Después de 17 años y 18 temporadas en la élite del Campeonato del Mundo, el pentacampeón mundial Jorge Lorenzo anunció el jueves 14 de noviembre su pase a retiro. El español fue acompañado por el CEO de Dorna, Carmelo Ezpeleta, en una rueda de prensa celebrada en el Circuit Ricardo Tormo de Valencia en la que dio a conocer la noticia ante los medios para bajar el telón de una carrera increíble.

Lorenzo debutó en el Campeonato del Mundo de 125 cc en Jerez 2002, la primera carrera en la que pudo participar debido a su precocidad. El día de la clasificación cumplió 15 años y un día después disputó su primera competencia. Era el inicio de una de las trayectorias más exitosas de todos los tiempos. En su cuarta intervención, celebrada en Catalunya, conseguiría sus primeros puntos en un año en que tendría en la séptima plaza de Río su mejor posición. Un año más tarde, en el mismo circuito, firmaría su primera victoria.

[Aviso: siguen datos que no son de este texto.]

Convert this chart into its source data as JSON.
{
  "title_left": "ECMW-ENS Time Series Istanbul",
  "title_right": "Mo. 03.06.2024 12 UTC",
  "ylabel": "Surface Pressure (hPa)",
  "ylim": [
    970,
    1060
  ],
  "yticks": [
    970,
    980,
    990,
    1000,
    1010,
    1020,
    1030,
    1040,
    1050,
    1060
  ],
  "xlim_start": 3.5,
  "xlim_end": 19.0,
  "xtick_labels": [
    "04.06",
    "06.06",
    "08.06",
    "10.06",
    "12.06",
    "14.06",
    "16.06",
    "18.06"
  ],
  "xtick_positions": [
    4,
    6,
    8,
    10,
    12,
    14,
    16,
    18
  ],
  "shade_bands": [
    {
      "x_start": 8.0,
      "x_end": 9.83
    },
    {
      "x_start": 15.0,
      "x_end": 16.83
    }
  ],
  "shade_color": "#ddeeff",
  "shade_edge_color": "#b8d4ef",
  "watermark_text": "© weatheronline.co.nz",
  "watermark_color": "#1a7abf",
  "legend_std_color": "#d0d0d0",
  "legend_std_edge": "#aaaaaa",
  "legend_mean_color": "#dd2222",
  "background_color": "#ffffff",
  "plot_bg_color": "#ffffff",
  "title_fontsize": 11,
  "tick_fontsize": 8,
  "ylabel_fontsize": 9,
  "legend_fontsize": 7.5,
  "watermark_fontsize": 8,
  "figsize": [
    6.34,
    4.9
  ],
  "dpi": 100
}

A partir de ahí, el joven Mallorquín iría claramente al alza. En 2003 también subiría al podio en Malasia y 2004 supondría su despegue definitivo gracias a una temporada en la que sumaría 3 victorias -Assen, Brno y Qatar- y otros 4 podios para acabar 4º en la clasificación general del campeonato. Un marco bastante idóneo para dar el salto con confianza a la categoría intermedia. Allí, en su temporada como rookie, sumaría 6 podios.  La llegada de la temporada 2006 marcaría un punto de inflexión en la carrera de Lorenzo.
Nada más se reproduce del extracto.